[sc34wg3] CTM semicolons etc
tom lurge
thomas at stray.net
Fri Feb 1 08:34:43 EST 2008
hi,
i followed some of the debate about semicolons etc lately but not all
of it, so please forgive me if is state the already obvious...
the languages i know quite well are html, xml, css, vrml and some
javascript. especially css and vrml work with "{ ... }" and ";". as
you can see from the languages i know i'm not a programmer but rather
a web designer (and wanna be knowledge worker).
if i want code to be readable (for me or for someone else) i use
indentation
line breaks
tabs
blanks
sometimes comments
especially identation is a very powerfull way to structure code
visually. line breaks are even more powerfull - you barely have to
think about there meaning. compare that with a semicolon...
there's an exemption from the rule, of course: when i code something
that i know i don't have to touch later or that i want to get out of
my way visually, i put multiple attribute-value-pairs in one row and
am glad that semicolons allow me to do so. but if i understood lars
marius right the parser even then wouldn't need semicolons. i wouldn't
need them either since one or two more blanks would help me more to
quickly distinguish one name-value-pair from the other.
i would never use commas or semicolons to make my code more readable.

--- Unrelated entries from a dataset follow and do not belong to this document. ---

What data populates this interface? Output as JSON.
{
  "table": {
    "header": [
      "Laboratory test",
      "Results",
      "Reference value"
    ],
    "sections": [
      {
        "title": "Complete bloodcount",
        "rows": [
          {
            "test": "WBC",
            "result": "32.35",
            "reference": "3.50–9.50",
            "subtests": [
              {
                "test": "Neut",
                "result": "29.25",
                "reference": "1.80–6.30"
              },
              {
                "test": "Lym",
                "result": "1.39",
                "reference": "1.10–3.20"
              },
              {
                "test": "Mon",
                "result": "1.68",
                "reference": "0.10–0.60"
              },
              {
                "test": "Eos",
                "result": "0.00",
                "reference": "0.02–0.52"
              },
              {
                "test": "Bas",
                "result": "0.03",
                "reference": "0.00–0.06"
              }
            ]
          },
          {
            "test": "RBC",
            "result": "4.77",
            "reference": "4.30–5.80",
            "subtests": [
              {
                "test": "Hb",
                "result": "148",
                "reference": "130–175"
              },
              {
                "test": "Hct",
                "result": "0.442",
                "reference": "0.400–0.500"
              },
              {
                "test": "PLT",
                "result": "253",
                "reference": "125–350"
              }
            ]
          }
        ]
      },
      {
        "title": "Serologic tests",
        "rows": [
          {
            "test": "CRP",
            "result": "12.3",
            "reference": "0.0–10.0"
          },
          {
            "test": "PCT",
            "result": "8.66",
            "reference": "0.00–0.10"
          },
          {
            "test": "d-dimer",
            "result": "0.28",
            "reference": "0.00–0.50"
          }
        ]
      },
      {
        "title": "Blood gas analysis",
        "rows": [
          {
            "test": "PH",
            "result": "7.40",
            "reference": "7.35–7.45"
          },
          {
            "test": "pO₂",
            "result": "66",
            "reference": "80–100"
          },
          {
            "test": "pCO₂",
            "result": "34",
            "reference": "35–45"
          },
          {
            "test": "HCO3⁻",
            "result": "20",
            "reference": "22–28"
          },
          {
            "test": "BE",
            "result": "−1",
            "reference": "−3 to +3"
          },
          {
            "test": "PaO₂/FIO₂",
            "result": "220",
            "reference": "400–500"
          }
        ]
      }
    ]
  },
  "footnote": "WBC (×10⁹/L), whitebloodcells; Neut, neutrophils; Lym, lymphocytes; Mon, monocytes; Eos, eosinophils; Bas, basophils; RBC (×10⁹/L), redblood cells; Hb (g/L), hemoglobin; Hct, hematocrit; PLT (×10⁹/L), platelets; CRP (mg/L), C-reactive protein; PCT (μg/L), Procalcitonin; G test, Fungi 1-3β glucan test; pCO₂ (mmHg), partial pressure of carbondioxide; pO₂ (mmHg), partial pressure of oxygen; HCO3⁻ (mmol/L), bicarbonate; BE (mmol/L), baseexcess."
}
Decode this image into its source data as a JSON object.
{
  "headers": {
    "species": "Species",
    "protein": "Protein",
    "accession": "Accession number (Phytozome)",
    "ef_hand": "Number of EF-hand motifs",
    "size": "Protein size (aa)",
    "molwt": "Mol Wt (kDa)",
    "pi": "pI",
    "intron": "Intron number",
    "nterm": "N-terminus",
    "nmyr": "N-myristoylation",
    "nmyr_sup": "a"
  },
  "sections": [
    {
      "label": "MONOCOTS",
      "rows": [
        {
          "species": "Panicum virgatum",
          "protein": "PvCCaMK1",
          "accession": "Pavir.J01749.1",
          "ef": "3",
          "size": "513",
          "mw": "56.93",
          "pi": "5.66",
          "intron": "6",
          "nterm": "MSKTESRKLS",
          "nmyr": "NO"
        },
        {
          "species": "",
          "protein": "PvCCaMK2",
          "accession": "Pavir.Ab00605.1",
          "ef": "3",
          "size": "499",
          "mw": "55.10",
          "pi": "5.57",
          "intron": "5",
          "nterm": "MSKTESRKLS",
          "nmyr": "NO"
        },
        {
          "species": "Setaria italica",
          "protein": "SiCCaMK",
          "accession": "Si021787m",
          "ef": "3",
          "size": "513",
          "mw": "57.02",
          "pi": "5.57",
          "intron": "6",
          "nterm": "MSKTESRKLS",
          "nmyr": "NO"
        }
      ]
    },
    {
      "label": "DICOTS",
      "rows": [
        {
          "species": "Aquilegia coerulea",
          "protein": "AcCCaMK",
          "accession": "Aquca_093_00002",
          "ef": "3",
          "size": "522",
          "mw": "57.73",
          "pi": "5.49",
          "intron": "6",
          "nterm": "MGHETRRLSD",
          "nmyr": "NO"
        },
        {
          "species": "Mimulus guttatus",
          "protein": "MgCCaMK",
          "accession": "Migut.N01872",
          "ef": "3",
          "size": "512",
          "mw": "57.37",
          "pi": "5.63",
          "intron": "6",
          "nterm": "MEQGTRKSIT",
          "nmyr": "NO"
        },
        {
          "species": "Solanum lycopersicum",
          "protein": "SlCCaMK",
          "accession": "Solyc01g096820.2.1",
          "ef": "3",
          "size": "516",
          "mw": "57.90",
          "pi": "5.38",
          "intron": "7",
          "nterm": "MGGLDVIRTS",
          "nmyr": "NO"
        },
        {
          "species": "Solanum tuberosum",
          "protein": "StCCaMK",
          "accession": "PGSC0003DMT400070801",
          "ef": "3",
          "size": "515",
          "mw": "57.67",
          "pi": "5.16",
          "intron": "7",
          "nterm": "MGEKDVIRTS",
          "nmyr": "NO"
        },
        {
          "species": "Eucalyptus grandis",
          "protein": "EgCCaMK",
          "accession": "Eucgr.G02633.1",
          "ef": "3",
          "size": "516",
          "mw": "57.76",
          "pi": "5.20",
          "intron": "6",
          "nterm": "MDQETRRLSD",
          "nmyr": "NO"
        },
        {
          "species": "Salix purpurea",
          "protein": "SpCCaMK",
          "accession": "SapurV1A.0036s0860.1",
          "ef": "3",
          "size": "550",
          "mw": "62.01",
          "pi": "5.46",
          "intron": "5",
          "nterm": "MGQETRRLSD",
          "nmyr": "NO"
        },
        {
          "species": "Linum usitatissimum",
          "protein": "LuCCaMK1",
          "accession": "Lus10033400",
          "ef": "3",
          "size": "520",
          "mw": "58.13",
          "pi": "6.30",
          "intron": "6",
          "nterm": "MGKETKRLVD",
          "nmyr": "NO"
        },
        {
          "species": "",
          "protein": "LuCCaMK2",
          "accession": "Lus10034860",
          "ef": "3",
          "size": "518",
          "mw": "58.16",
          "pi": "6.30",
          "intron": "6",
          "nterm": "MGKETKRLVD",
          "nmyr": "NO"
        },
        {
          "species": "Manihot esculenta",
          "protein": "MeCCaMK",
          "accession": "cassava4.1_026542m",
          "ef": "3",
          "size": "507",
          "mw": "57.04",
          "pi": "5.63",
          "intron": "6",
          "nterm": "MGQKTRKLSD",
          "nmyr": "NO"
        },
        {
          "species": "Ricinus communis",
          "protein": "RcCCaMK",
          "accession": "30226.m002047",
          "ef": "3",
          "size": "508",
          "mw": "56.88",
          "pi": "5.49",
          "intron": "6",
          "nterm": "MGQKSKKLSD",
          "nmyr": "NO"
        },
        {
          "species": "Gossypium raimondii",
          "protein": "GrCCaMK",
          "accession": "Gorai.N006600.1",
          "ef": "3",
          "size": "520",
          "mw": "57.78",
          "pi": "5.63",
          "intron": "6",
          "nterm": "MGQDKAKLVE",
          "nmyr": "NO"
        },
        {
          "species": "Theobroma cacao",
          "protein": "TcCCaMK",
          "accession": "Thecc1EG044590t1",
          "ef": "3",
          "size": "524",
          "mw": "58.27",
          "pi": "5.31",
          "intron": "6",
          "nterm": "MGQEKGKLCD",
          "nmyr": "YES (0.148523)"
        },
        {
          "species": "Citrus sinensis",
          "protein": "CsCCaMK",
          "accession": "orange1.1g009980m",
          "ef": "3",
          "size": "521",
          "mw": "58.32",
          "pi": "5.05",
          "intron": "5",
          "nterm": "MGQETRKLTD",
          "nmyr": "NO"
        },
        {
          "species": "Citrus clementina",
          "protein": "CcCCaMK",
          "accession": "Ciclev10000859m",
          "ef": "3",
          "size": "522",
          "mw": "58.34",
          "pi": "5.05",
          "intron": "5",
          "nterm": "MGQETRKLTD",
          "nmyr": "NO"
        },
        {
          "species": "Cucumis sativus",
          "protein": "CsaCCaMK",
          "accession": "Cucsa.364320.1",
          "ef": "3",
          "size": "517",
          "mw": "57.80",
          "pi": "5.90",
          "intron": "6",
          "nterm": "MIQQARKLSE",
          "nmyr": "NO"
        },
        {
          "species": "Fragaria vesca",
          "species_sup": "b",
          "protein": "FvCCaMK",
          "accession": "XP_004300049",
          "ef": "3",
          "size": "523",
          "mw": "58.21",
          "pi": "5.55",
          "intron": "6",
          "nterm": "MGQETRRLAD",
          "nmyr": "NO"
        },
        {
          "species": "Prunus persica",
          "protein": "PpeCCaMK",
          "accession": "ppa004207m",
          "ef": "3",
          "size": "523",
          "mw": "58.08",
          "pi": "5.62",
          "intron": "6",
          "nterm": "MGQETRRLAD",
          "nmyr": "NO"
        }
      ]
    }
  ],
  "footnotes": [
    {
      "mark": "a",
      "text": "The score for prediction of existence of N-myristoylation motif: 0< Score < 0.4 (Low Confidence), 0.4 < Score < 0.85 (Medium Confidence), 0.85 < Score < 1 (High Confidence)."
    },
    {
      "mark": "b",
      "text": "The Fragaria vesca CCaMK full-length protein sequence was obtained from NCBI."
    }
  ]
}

in my eyes they just add visual clutter. i only regard them as a
necessary to make the parsers know what i want to express. if that's
wrong and even parsers don't need that stuff than i would happily omit
them alltogether. forgotten semicolons eg in javascript cost me years
of my life... they are hard to spot (not only) for the novice user if
no debugger is at hand. extra punctuation requires extra typing which
i wouldn't regard as very user friendly. so i'd say: if they are not
required for parsing - throw them out!
i would also not like if the outcome of this debate is that certain
punctuation is "optional". that makes exchange unnecessarily difficult
(yeah, i know, xtm is the exchange format, but frankly: who is so sure
about the great future of excessive use of '<' and '>' anymore?). i
could live with either option, but omitting semicolons and the like
wherever possible certainly would make my non-programmers life easier.